The Government and the Basque provincial councils have avoided opening up the issue of the Quota percentages to avoid political controversy, in the knowledge that everything related to the Basque Country’s contributions to the State arouses suspicion in other autonomous communities, as reported today in the newspaper El Correo. In 1981, when 6.24% was first set as the rate to be applied to the competences not transferred by the State, it was assumed to be a “position close” to the weight of the Basque GDP in the Spanish economy and also to the percentage of the population. But in these 41 years things have changed. In 2000, for example, Basque GDP accounted for 6.3% of the whole of Spain and the Basque Country had 5.14% of the Spanish population. In 2020 – the latest data published by the National Institute of Statistics on the regional economy – it is 5.93% of the national GDP and only 4.62% of the population.

“Five years ago we normalised and regularised the Basque-State financial relations, and today, we have followed that path to continue working from the institutional naturalness and respect that the Basque Economic Agreement deserves. Today, an agreement of enormous importance has been reached. It is an agreement that makes the Basque self-government and the Economic Agreement, where the bilateral pact is a fundamental feature, come out stronger”, said the Minister of Finance, Pedro Azpiazu, in an appearance in Madrid after the meeting.

The Joint Commission was chaired on behalf of the State by the Minister of Finance, María Jesús Montero.

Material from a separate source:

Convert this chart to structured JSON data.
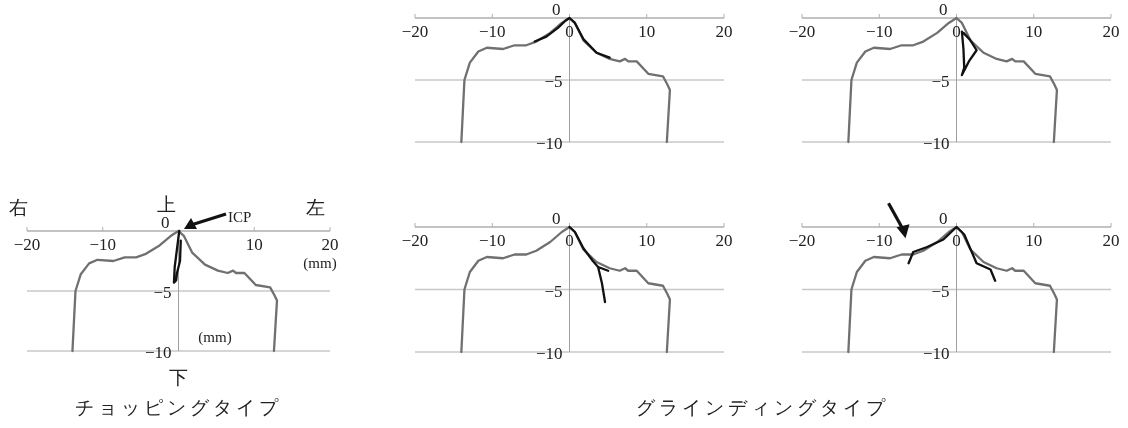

The holding of the Commission and the new agreement on the Quota was a condition demanded by the PNV to the Government of Pedro Sánchez in exchange for not presenting an amendment to the whole of the draft budget for 2023.


1.472 billion euros this year
The Joint Committee has agreed on the details of the new Five-Year Quota Law, which will regulate financial relations between the Basque Country and the State in the period 2022-2027. The text will now have to go through the approval process in Congress and the Basque Country’s contribution to the State to support this year’s budget has already been set. It will be a total of 1.472 billion euros. A figure that Azpiazu has described as “very similar” to that of recent years, as the 2021 contribution was 1.403 billion.